Implementing the explicit Euler method

17.2. Implementing the explicit Euler method#

We want to implement a time-stepping method for solving the autonomous ODE

\[ y^\prime (t) = f(y(t)) \qquad \forall t \in [0, T], \qquad y(0) = y_0 \]

using the explicit Euler method:

\[ y_{i+1} = y_i + \tau f(y_i) \qquad 0 \leq i < n \]

with \(\tau = T/n\).

Time-stepping methods are implemented in the file timestepper.hpp. The base class looks like

class TimeStepper
{ 
  protected:
    std::shared_ptr<NonlinearFunction> m_rhs;
  public:
    TimeStepper(std::shared_ptr<NonlinearFunction> rhs) : m_rhs(rhs) {}
    virtual ~TimeStepper() = default;
    virtual void doStep(double tau, VectorView<double> y) = 0;
};

It has the right-hand side of the ode as a member (m_rhs), and introduces a virtual function doStep which evolves the state vector y by the time-step tau. It is a pure virtual function, since the base class has no glue how to compute the time-step.

The explicit Euler method is a derived class from TimeStepper:

class ExplicitEuler : public TimeStepper
{
  Vector<> m_vecf;
public:
  ExplicitEuler(std::shared_ptr<NonlinearFunction> rhs) 
  : TimeStepper(rhs), m_vecf(rhs->dimF()) {}
  
  void doStep(double tau, VectorView<double> y) override
  {
    this->m_rhs->evaluate(y, m_vecf);
    y += tau * m_vecf;
  }
};

It implements the update of the state vector by adding \(\tau f(y_n)\) to the vector. It requires one help vector for evaluating \(f\). To avoid reallocation of the vector in every time-step we made it a private class member.
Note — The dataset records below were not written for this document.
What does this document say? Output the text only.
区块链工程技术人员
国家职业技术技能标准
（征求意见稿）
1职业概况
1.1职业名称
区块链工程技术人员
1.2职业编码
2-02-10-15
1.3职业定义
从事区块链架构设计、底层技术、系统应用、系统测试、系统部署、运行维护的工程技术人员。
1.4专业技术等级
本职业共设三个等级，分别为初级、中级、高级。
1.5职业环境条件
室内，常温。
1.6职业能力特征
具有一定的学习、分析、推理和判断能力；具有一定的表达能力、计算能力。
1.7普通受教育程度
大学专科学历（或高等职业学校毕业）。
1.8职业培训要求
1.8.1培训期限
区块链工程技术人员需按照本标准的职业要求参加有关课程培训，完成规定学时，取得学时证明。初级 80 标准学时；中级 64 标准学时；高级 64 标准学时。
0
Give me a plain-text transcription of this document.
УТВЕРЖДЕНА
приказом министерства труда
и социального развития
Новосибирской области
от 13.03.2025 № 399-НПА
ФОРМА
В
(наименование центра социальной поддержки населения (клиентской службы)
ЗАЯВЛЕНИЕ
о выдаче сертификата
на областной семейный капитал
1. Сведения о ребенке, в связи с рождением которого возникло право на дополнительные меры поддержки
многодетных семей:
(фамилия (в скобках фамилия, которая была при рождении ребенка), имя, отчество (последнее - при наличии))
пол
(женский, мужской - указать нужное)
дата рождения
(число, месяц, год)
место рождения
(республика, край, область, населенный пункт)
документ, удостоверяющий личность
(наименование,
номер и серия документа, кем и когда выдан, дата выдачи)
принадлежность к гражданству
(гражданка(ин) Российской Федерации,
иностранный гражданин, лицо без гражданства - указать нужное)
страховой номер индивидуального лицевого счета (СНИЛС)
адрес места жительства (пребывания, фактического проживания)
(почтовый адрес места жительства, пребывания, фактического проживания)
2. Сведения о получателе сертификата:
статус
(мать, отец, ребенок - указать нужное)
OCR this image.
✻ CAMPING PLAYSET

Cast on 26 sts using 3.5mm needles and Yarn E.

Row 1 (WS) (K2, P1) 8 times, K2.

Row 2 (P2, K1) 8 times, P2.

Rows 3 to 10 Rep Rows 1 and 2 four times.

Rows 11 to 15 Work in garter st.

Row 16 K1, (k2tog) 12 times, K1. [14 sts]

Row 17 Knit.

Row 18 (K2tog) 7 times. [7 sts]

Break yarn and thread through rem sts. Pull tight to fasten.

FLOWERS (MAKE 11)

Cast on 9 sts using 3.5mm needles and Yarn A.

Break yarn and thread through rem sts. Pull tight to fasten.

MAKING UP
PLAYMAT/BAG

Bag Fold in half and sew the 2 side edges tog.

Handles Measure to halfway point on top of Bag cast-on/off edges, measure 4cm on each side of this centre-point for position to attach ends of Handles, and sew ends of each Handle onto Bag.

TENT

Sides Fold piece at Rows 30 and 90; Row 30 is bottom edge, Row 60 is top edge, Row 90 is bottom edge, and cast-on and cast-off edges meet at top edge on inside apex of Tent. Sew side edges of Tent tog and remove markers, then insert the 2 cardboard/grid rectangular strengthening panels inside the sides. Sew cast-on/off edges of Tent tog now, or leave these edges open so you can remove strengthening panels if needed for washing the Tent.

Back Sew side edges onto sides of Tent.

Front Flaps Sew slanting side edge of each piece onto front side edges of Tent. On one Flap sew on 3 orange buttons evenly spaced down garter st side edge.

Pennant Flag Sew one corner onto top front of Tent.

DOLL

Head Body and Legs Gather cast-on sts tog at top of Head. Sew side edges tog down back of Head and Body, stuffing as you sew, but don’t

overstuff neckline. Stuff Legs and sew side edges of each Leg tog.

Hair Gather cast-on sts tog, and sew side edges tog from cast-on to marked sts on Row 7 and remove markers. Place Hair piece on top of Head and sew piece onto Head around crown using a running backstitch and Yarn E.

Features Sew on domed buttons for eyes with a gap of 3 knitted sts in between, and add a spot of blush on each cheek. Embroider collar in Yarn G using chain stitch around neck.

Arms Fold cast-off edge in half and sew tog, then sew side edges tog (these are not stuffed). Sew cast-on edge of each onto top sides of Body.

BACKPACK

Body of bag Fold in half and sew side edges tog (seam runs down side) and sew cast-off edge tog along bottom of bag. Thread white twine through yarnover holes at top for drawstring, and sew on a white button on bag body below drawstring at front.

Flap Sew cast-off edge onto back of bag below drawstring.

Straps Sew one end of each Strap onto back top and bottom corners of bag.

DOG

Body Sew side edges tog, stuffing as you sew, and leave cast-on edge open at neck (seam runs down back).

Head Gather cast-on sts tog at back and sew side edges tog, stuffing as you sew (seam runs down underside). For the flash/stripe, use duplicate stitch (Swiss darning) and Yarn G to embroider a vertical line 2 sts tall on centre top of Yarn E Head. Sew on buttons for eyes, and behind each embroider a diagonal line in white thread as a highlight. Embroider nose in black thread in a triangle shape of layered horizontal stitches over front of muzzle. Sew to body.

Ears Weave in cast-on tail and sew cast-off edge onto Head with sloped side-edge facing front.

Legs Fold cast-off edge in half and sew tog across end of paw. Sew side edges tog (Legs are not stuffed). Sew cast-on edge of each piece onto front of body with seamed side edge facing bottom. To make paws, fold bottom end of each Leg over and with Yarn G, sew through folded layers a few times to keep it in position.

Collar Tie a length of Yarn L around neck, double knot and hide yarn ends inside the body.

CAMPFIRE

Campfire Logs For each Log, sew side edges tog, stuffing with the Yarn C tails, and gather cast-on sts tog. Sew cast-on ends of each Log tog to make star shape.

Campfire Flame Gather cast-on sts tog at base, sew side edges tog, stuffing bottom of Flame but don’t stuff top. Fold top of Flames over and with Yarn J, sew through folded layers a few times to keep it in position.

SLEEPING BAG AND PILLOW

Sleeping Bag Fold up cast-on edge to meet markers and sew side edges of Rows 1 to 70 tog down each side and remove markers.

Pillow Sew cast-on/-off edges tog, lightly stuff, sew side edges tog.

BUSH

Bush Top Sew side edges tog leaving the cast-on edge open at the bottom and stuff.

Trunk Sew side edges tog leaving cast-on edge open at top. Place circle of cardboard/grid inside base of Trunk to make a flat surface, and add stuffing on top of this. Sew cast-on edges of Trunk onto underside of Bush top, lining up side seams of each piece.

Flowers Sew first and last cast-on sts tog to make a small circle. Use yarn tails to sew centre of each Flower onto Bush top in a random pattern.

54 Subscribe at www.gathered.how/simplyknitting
17.2.1. Using the time-stepping method#

A mass attached to a spring is described by the ODE

\[ m y^{\prime \prime}(t) = -k y(t), \]

where \(m\) is mass, \(k\) is the stiffness of the spring, and \(y(t)\) is the displacement of the mass. The equation comes from Newton’s law

force = mass \(\times\) acceleration

We replace the second-order equation with a first order system:

\[\begin{eqnarray*} y_0^\prime & = & y_1 \\ y_1^\prime & = & -\frac{k}{m} y_0 \end{eqnarray*}\]

Then we define the right-hand-side as a NonlinearFunction. The derivative is needed for the Newton solver:

class MassSpring : public NonlinearFunction
{
  double m_mass;
  double m_stiffness;
  
public:
  MassSpring (double m, double k)
    : m_mass(m), m_stiffness(k) {} 
  
  size_t dimX() const override { return 2; }
  size_t dimF() const override { return 2; }
  
  void evaluate (VectorView<double> x, VectorView<double> f) const override
  {
    f(0) = x(1);
    f(1) = -m_stiffness/m_mass * x(0);
  }
  
  void evaluateDeriv (VectorView<double> x, MatrixView<double> df) const override
  {
    df = 0.0;
    df(0,1) = 1;
    df(1,0) = -m_stiffness/m_mass;
  }
};

We can now use the TimerStepper for soling the ode. We create a NonlinearFunction object as MassSpring object, and pass it to the ExplicitEuler timer-stepper. Then we can run a simple time-loop to evolve the state by time-steps \(\tau\):

double tend = 4*M_PI;
int steps = 100;
double tau = tend/steps;

Vector<> y = { 1, 0 };  // initializer list
shared_ptr<NonlinearFunction> rhs = std::make_shared<MassSpring>(1, 1);
  
ExplicitEuler stepper(rhs);

std::cout << 0.0 << "  " << y(0) << " " << y(1) << std::endl;
for (int i = 0; i < steps; i++)
  {
     stepper.doStep(tau, y);
     std::cout << (i+1) * tau << "  " << y(0) << " " << y(1) << std::endl;
  }

This example is provided in demos/test_ode.cpp.

Using matplotlib from the a python script plotmassspring.py we generated the plots of the time evolution

../_images/massspring_time.png

and the phase plot via plotting (position(t), velocity(t)) as a two dimensional curve:

../_images/massspring_phase.png

17.2.2. Exercise:#

  • build and run the explicit Euler method for the mass-spring system. Try with different time-steps and much larger end-times. Look at the time evolution and phase plots.

  • Implement a ImprovedEuler time-stepping method defined as:

    \[\begin{eqnarray*} \tilde y & = & y_n + \tfrac{\tau}{2} f(y_n) \\ y_{n+1} & = & y_n + \tau f(\tilde y) \end{eqnarray*}\]

    Compare the obtained results with the explicit Euler method.

    Push your extensions to your github fork.